A decisão da Justiça, que aponta contradições no inquérito policial, reafirma o posicionamento da Anistia Internacional desde o início do caso – de que uma investigação detalhada, imparcial e independente deve ser conduzida, para que a circunstância exata de cada uma dessas mortes fosse revelada. Na ocasião, nove das 13 vítimas foram mortas dentro de uma casa. As outras quatro foram baleadas em outros pontos da favela. 

É importante destacar que a recusa da Justiça ao pedido do MP vem na esteira da acusação dos mesmos PMs, investigados pelas mortes no Fallet, de fraude processual – por terem removido os cadáveres de nove das vítimas da casa onde foram baleadas.

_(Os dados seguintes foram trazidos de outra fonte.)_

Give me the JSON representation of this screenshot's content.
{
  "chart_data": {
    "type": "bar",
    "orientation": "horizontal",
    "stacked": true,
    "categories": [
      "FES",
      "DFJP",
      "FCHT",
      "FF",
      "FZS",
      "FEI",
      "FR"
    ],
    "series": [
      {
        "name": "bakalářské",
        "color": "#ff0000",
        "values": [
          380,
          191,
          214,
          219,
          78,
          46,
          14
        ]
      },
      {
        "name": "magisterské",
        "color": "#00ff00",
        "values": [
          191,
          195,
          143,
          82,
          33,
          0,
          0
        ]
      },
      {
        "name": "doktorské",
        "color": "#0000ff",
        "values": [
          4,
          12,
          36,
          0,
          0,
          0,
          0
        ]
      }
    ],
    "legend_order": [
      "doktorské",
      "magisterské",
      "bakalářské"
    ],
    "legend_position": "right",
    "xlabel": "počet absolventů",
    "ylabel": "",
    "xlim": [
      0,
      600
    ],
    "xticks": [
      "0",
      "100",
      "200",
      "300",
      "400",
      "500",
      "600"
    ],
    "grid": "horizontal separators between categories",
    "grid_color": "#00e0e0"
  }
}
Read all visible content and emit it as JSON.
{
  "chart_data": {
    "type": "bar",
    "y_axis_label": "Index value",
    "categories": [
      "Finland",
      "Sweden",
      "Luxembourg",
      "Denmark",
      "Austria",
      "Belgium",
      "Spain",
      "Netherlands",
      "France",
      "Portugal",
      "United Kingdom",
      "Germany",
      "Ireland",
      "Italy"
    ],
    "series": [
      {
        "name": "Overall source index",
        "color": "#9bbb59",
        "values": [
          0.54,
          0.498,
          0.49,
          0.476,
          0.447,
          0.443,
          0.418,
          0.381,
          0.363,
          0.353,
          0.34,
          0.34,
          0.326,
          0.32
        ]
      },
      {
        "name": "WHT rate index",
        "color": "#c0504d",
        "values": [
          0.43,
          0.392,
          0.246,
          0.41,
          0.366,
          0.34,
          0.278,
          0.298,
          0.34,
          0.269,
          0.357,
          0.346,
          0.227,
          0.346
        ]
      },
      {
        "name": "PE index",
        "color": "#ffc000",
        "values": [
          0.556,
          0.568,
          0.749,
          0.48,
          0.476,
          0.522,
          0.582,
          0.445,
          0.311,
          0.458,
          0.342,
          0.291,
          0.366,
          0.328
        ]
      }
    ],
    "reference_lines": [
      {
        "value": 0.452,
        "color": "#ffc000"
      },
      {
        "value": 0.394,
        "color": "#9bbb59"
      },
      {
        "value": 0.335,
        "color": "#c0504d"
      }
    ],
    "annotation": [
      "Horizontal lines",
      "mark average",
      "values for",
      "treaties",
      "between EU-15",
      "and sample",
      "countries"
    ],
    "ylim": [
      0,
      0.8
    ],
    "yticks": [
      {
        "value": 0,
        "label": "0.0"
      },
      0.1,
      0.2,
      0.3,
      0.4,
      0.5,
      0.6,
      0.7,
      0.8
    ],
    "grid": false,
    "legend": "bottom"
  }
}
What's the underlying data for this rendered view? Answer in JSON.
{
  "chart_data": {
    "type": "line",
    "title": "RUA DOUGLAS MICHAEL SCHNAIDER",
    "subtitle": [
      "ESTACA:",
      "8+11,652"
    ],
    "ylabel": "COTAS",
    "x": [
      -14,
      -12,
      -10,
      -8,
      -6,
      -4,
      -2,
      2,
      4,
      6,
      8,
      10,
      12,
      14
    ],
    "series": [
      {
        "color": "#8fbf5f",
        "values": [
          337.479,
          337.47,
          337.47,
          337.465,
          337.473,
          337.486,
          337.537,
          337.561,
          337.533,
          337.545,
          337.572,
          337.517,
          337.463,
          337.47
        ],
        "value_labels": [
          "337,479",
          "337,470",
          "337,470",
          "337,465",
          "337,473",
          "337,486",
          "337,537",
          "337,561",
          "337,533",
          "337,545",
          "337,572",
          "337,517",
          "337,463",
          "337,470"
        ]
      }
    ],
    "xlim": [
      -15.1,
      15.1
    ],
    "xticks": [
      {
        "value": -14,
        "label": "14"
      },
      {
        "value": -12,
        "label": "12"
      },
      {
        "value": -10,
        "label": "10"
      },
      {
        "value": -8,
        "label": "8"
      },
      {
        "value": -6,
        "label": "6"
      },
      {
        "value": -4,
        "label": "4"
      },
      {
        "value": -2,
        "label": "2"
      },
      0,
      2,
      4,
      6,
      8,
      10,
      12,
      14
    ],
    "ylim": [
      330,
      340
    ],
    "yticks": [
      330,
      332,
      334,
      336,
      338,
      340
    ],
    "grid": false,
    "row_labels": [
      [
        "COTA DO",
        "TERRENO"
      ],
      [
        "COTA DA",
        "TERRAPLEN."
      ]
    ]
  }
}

É fundamental que as duas investigações – dos homicídios e de fraude – sejam rigorosamente investigadas pelo procurador-geral de Justiça Luciano Mattos, a quem o caso foi designado após a decisão judicial desta terça-feira.

A Anistia Internacional reafirma o que disse na ocasião das mortes – que, historicamente, a maioria dos casos de homicídios pela polícia do Rio de Janeiro não é investigada, e não há responsabilização. Casos como o do Morro do Fallet, em que mais de dois anos se passam sem respostas, só alimentam o ciclo de violência causada por agentes do estado.